As phones have transitioned to smart phones, our personal technology has graduated from conduits between people to a more sophisticated breed that allows for – even invites – direct control. In tandem, people are getting rid of voicemail, making fewer phone calls, and texting more. In one vein, this seems like a more truncated, efficient behavior, but it also implies greater intimacy with the device.
We’re also growing to expect the similar level of control we have over our phones to expand to the devices of our environment. The “smart home” and “connected” objects are commanded with our phones for the time being. Contrary to the shift in phone use, control of these devices that is buried in a growing library of apps is not efficient.
The technological response to surfacing quick control over these smart objects is the use of voice interfaces. The Xbox’s Kinect allows for voice control of your Xbox apps and access to media.
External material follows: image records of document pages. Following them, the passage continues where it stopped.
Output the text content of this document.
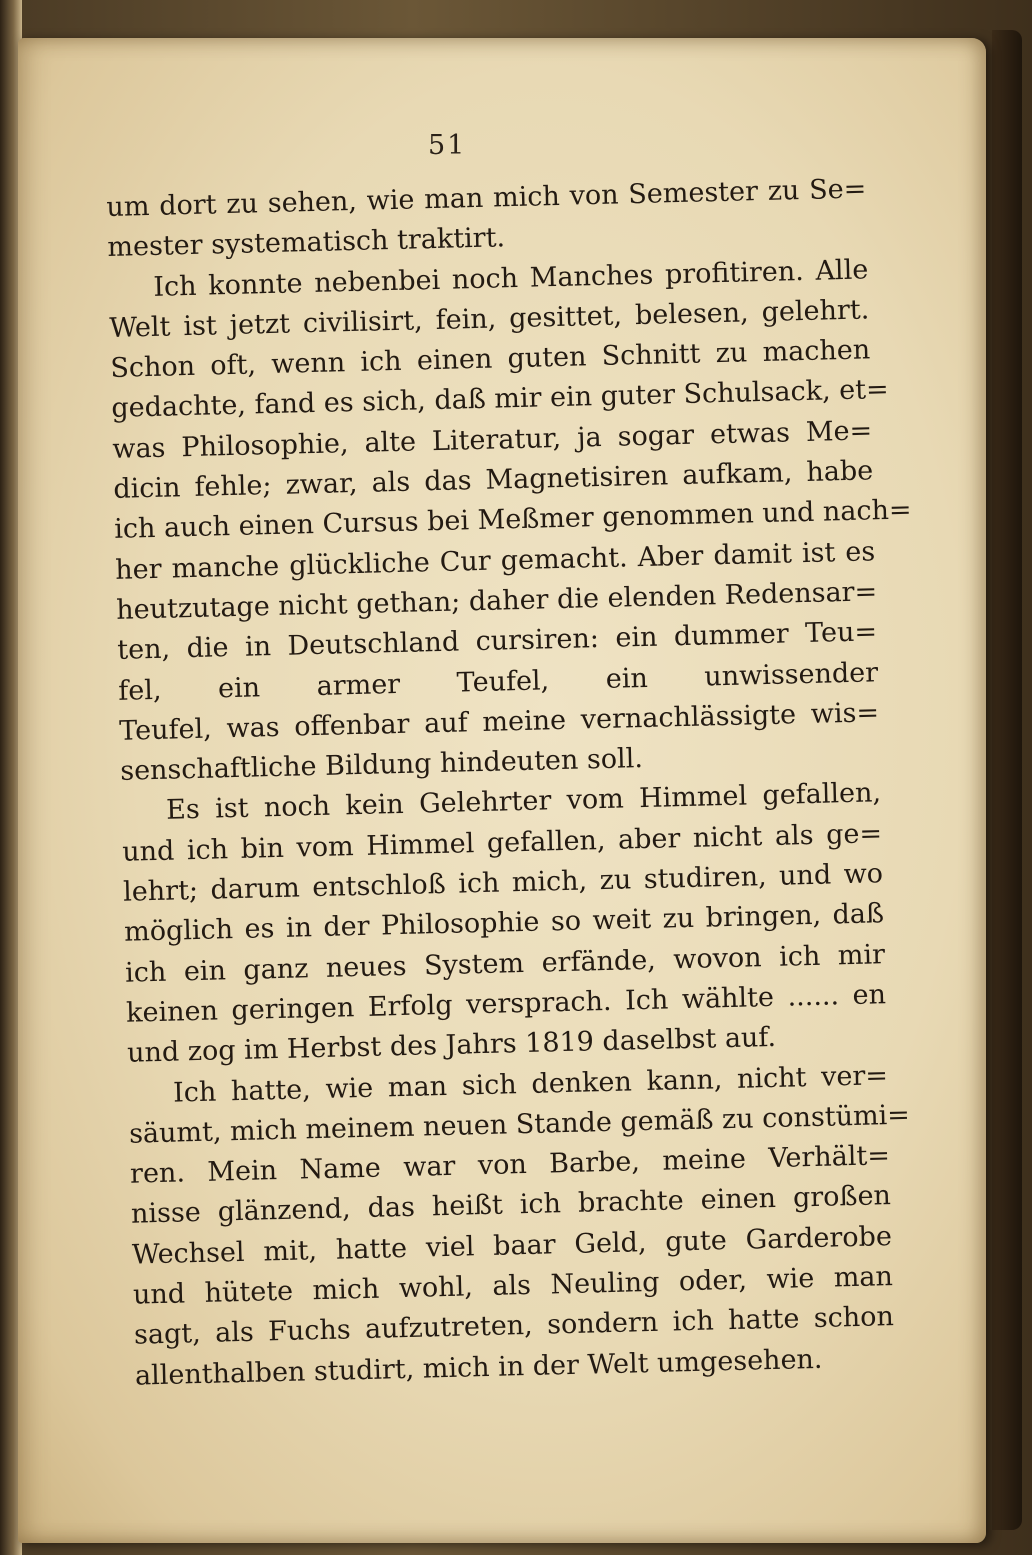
51
um dort zu sehen, wie man mich von Semester zu Se=
mester systematisch traktirt.
Ich konnte nebenbei noch Manches profitiren. Alle
Welt ist jetzt civilisirt, fein, gesittet, belesen, gelehrt.
Schon oft, wenn ich einen guten Schnitt zu machen
gedachte, fand es sich, daß mir ein guter Schulsack, et=
was Philosophie, alte Literatur, ja sogar etwas Me=
dicin fehle; zwar, als das Magnetisiren aufkam, habe
ich auch einen Cursus bei Meßmer genommen und nach=
her manche glückliche Cur gemacht. Aber damit ist es
heutzutage nicht gethan; daher die elenden Redensar=
ten, die in Deutschland cursiren: ein dummer Teu=
fel, ein armer Teufel, ein unwissender
Teufel, was offenbar auf meine vernachlässigte wis=
senschaftliche Bildung hindeuten soll.
Es ist noch kein Gelehrter vom Himmel gefallen,
und ich bin vom Himmel gefallen, aber nicht als ge=
lehrt; darum entschloß ich mich, zu studiren, und wo
möglich es in der Philosophie so weit zu bringen, daß
ich ein ganz neues System erfände, wovon ich mir
keinen geringen Erfolg versprach. Ich wählte ...... en
und zog im Herbst des Jahrs 1819 daselbst auf.
Ich hatte, wie man sich denken kann, nicht ver=
säumt, mich meinem neuen Stande gemäß zu constümi=
ren. Mein Name war von Barbe, meine Verhält=
nisse glänzend, das heißt ich brachte einen großen
Wechsel mit, hatte viel baar Geld, gute Garderobe
und hütete mich wohl, als Neuling oder, wie man
sagt, als Fuchs aufzutreten, sondern ich hatte schon
allenthalben studirt, mich in der Welt umgesehen.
The Xfinity remote control makes “change the channel to HBO” possible. Apple’s Siri, Microsoft’s Cortana, Amazon’s Alexa, and the Google Now services are all serious attempts at broadening voice control to access many services.
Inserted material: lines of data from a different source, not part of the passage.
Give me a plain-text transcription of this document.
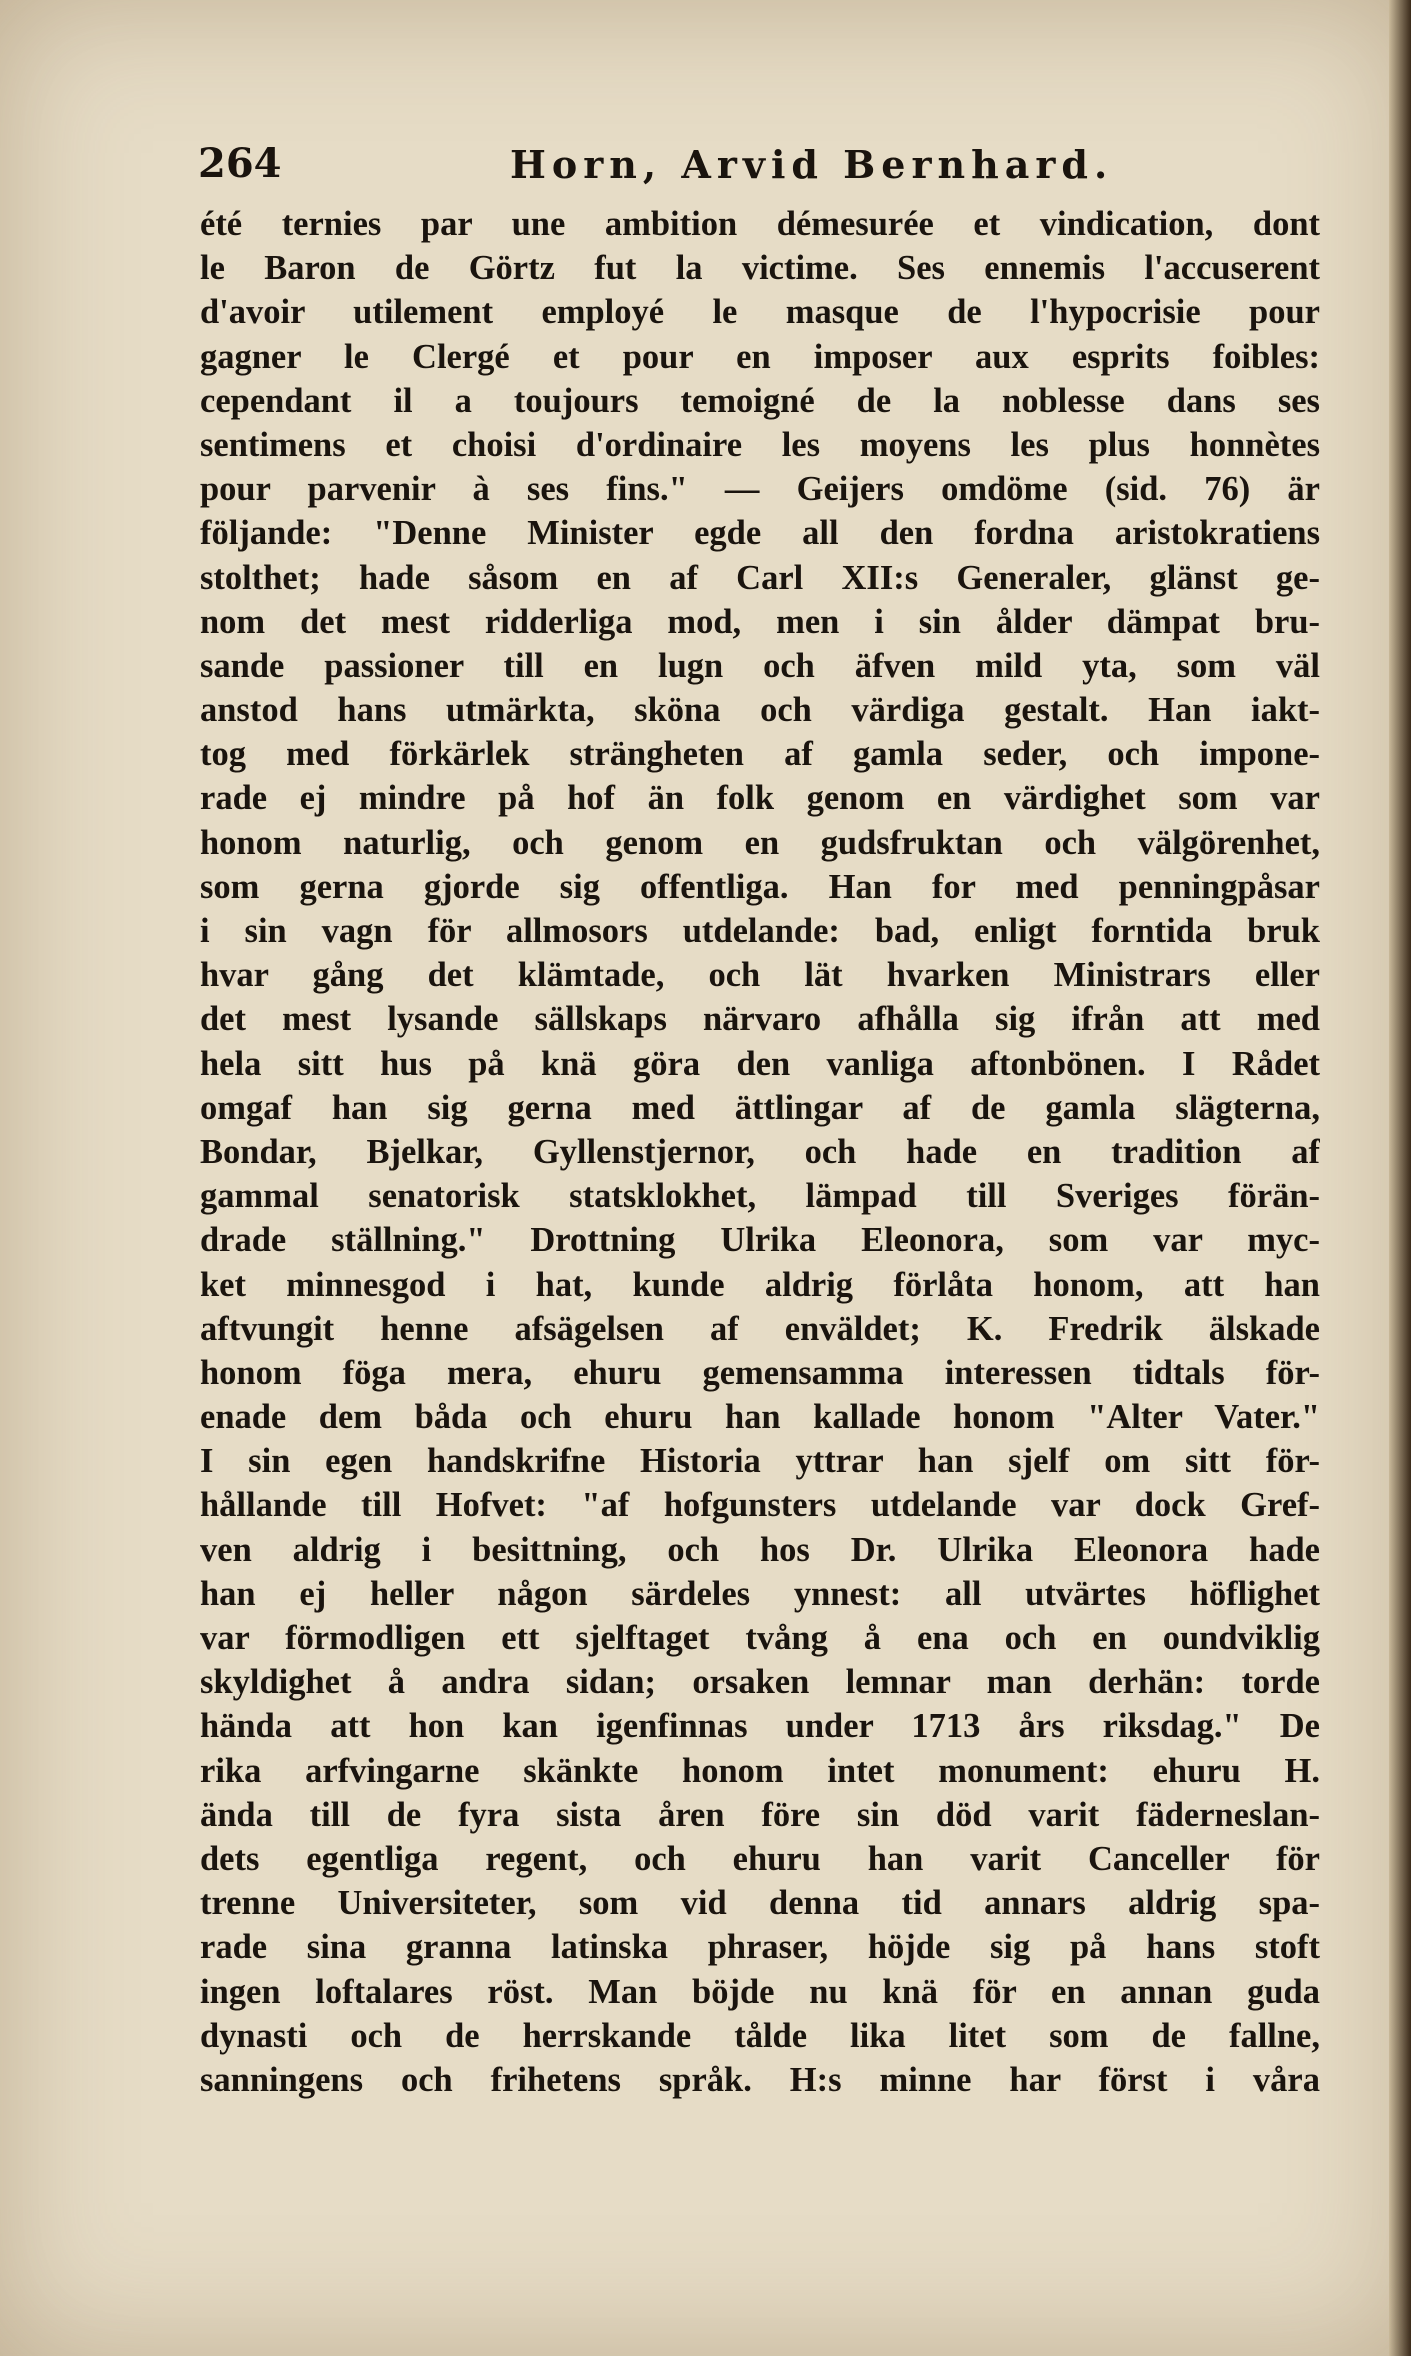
264	Horn, Arvid Bernhard.
été ternies par une ambition démesurée et vindication, dont
le Baron de Görtz fut la victime. Ses ennemis l'accuserent
d'avoir utilement employé le masque de l'hypocrisie pour
gagner le Clergé et pour en imposer aux esprits foibles:
cependant il a toujours temoigné de la noblesse dans ses
sentimens et choisi d'ordinaire les moyens les plus honnètes
pour parvenir à ses fins." — Geijers omdöme (sid. 76) är
följande: "Denne Minister egde all den fordna aristokratiens
stolthet; hade såsom en af Carl XII:s Generaler, glänst ge-
nom det mest ridderliga mod, men i sin ålder dämpat bru-
sande passioner till en lugn och äfven mild yta, som väl
anstod hans utmärkta, sköna och värdiga gestalt. Han iakt-
tog med förkärlek strängheten af gamla seder, och impone-
rade ej mindre på hof än folk genom en värdighet som var
honom naturlig, och genom en gudsfruktan och välgörenhet,
som gerna gjorde sig offentliga. Han for med penningpåsar
i sin vagn för allmosors utdelande: bad, enligt forntida bruk
hvar gång det klämtade, och lät hvarken Ministrars eller
det mest lysande sällskaps närvaro afhålla sig ifrån att med
hela sitt hus på knä göra den vanliga aftonbönen. I Rådet
omgaf han sig gerna med ättlingar af de gamla slägterna,
Bondar, Bjelkar, Gyllenstjernor, och hade en tradition af
gammal senatorisk statsklokhet, lämpad till Sveriges förän-
drade ställning." Drottning Ulrika Eleonora, som var myc-
ket minnesgod i hat, kunde aldrig förlåta honom, att han
aftvungit henne afsägelsen af enväldet; K. Fredrik älskade
honom föga mera, ehuru gemensamma interessen tidtals för-
enade dem båda och ehuru han kallade honom "Alter Vater."
I sin egen handskrifne Historia yttrar han sjelf om sitt för-
hållande till Hofvet: "af hofgunsters utdelande var dock Gref-
ven aldrig i besittning, och hos Dr. Ulrika Eleonora hade
han ej heller någon särdeles ynnest: all utvärtes höflighet
var förmodligen ett sjelftaget tvång å ena och en oundviklig
skyldighet å andra sidan; orsaken lemnar man derhän: torde
hända att hon kan igenfinnas under 1713 års riksdag." De
rika arfvingarne skänkte honom intet monument: ehuru H.
ända till de fyra sista åren före sin död varit fäderneslan-
dets egentliga regent, och ehuru han varit Canceller för
trenne Universiteter, som vid denna tid annars aldrig spa-
rade sina granna latinska phraser, höjde sig på hans stoft
ingen loftalares röst. Man böjde nu knä för en annan guda
dynasti och de herrskande tålde lika litet som de fallne,
sanningens och frihetens språk. H:s minne har först i våra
While speech-to-text recognition has largely improved, the voice controlled services themselves still lack in the sophistication that people presume exists when communicating through a nuanced medium as speech. Even if this level of sophistication is attained, and the services understand and respond exactly as we expect them to, the challenge of intimacy remains.
When common interaction with phones shifted from calls to text as the interfaces allowed more direct (read: intimate) control, we’ve created this controversial-yet-accepted balance of interacting with people directly and multitasking with our pocket computers. Voice interaction necessitates a more public display of that human computer interaction. One that is so uncomfortable, directly inhibits its use. Think of the times you have used your voice input on a phone: public settings, private settings with people around, or solitary settings?
Although we may not be able to out-design social mores, we can take the first challenge—that of accuracy, intuitive use, and predictable outcome—to the whiteboard and to the APIs.